Myers, along with 33 other Essendon players, was found guilty of using a banned performance-enhancing substance, thymosin beta-4, as part of Essendon's sports supplements program during the 2012 season. He and his team-mates were initially found not guilty in March 2015 by the AFL Anti-Doping Tribunal, but a guilty verdict was returned in January 2016 after an appeal by the World Anti-Doping Agency. He was suspended for two years which, with backdating, ended in November 2016; as a result, he served approximately fourteen months of his suspension and missed the entire 2016 AFL season. The suspension lead to speculation that Myers would exercise his rights as an unrestricted free agent and leave Essendon, but during the year he signed a three-year contract to remain with Essendon until the end of the 2019 season. Myers announced his retirement at the end of the 2019 season with an open letter to the fans.

==Statistics==
 Statistics are correct to end of the 2015 season.
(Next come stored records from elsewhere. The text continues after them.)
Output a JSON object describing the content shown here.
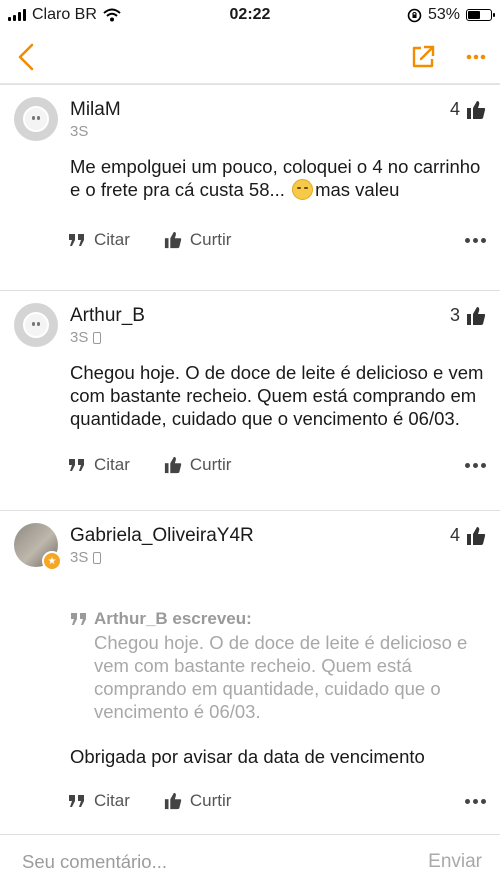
{
  "status": {
    "carrier": "Claro BR",
    "time": "02:22",
    "battery_percent": "53%",
    "battery_level": 0.53
  },
  "nav": {
    "back_icon": "chevron-left-icon",
    "share_icon": "external-link-icon",
    "menu_icon": "ellipsis-icon",
    "accent_color": "#f28c00"
  },
  "comments": [
    {
      "author": "MilaM",
      "time": "3S",
      "likes": "4",
      "text_before_emoji": "Me empolguei um pouco, coloquei o 4 no carrinho e o frete pra cá custa 58... ",
      "text_after_emoji": "mas valeu",
      "emoji": "pensive-face"
    },
    {
      "author": "Arthur_B",
      "time": "3S",
      "likes": "3",
      "text": "Chegou hoje. O de doce de leite é delicioso e vem com bastante recheio. Quem está comprando em quantidade, cuidado que o vencimento é 06/03."
    },
    {
      "author": "Gabriela_OliveiraY4R",
      "time": "3S",
      "likes": "4",
      "quote_author": "Arthur_B escreveu:",
      "quote_text": "Chegou hoje. O de doce de leite é delicioso e vem com bastante recheio. Quem está comprando em quantidade, cuidado que o vencimento é 06/03.",
      "text": "Obrigada por avisar da data de vencimento"
    }
  ],
  "actions": {
    "quote_label": "Citar",
    "like_label": "Curtir"
  },
  "composer": {
    "placeholder": "Seu comentário...",
    "send_label": "Enviar"
  }
}
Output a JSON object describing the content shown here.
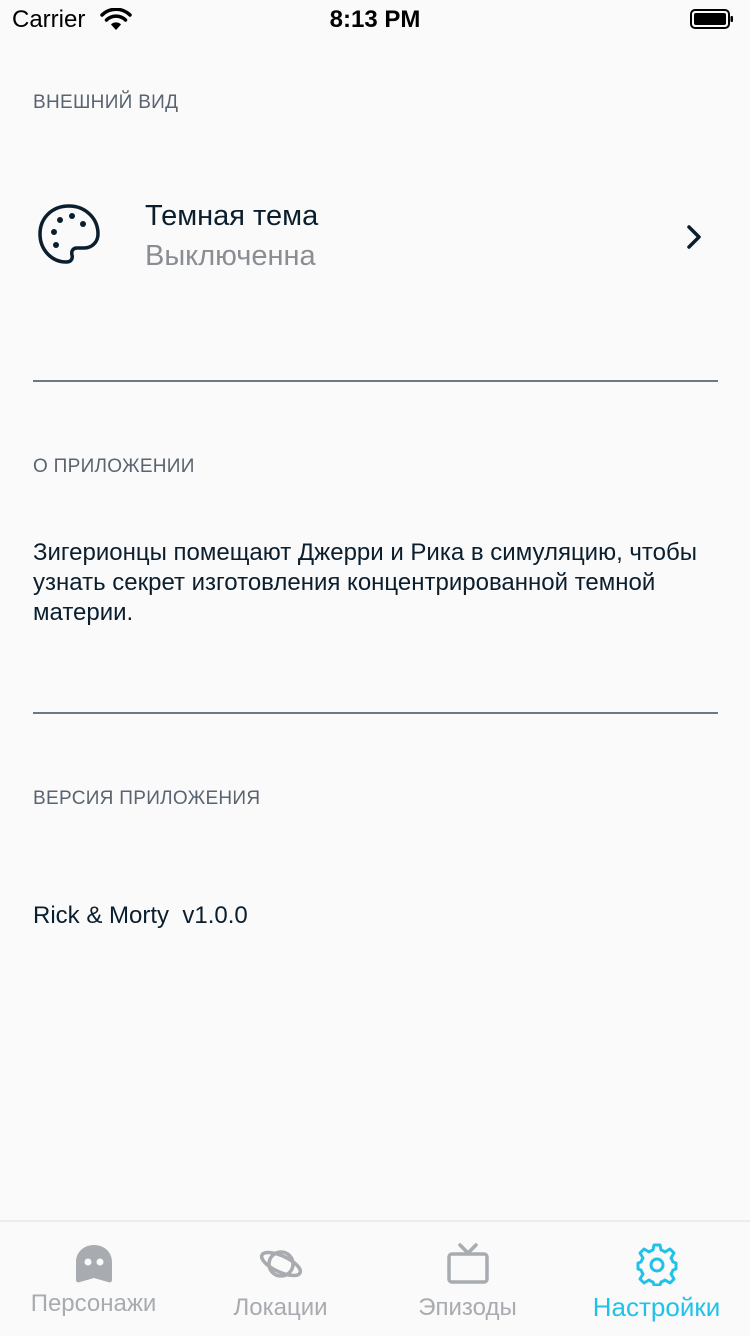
{
  "status_bar": {
    "carrier": "Carrier",
    "time": "8:13 PM"
  },
  "appearance": {
    "header": "ВНЕШНИЙ ВИД",
    "theme_title": "Темная тема",
    "theme_value": "Выключенна"
  },
  "about": {
    "header": "О ПРИЛОЖЕНИИ",
    "text": "Зигерионцы помещают Джерри и Рика в симуляцию, чтобы узнать секрет изготовления концентрированной темной материи."
  },
  "version": {
    "header": "ВЕРСИЯ ПРИЛОЖЕНИЯ",
    "text": "Rick & Morty  v1.0.0"
  },
  "tabs": [
    {
      "label": "Персонажи",
      "icon": "ghost-icon"
    },
    {
      "label": "Локации",
      "icon": "planet-icon"
    },
    {
      "label": "Эпизоды",
      "icon": "tv-icon"
    },
    {
      "label": "Настройки",
      "icon": "gear-icon",
      "active": true
    }
  ],
  "colors": {
    "accent": "#22c2e8",
    "inactive": "#a8abaf",
    "text": "#0b1e2d",
    "background": "#fafafa"
  }
}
Season: Team; No.; Games; Totals; Averages (per game)
G: B; K; H; D; M; T; G; B; K; H; D; M; T
2008: Essendon; 23; 8; 1; 0; 77; 39; 116; 29; 24; 0.1; 0.0; 9.6; 4.9; 14.5; 3.6; 3.0
2009: Essendon; 23; 6; 1; 3; 37; 29; 66; 19; 8; 0.2; 0.5; 6.2; 4.8; 11.0; 3.2; 1.3
2010: Essendon; 23; 8; 3; 3; 71; 62; 133; 27; 24; 0.4; 0.4; 8.9; 7.8; 16.6; 3.4; 3.0
2011: Essendon; 23; 14; 2; 4; 155; 111; 266; 56; 31; 0.1; 0.3; 11.1; 7.9; 19.0; 4.0; 2.2
2012: Essendon; 23; 9; 4; 4; 102; 54; 156; 32; 18; 0.4; 0.4; 11.3; 6.0; 17.3; 3.6; 2.0
2013: Essendon; 23; 20; 10; 10; 220; 147; 367; 86; 68; 0.5; 0.5; 11.0; 7.4; 18.4; 4.3; 3.4
2014: Essendon; 23; 18; 5; 7; 209; 168; 377; 64; 75; 0.3; 0.4; 11.6; 9.3; 20.9; 3.6; 4.2
2015: Essendon; 23; 2; 0; 0; 15; 8; 23; 5; 0; 0.0; 0.0; 7.5; 4.0; 11.5; 2.5; 0.0
2016: Essendon; 23; 0; 0; 0; 0; 0; 0; 0; 0; 0.0; 0.0; 0; 0; 0; 0; 0.0
2017: Essendon; 23; 15; 3; 6; 129; 147; 276; 41; 39; 0.2; 0.4; 8.6; 9.8; 18.4; 2.7; 2.6
2018: Essendon; 23; 16; 10; 5; 182; 147; 329; 53; 61; 0.6; 0.3; 11.4; 9.2; 20.6; 3.3; 3.8
2019: Essendon; 23; 6; 1; 2; 45; 48; 93; 12; 17; 0.2; 0.3; 7.5; 8.0; 15.5; 2.0; 2.8
Career: 122; 40; 44; 1242; 960; 2202; 424; 365; 0.3; 0.4; 10.2; 7.9; 18.0; 3.5; 3.0

Did not play in 2016 as he was one of the seventeen still-active AFL players who missed the 2016 season as a result of the Essendon Football Club supplements saga investigation.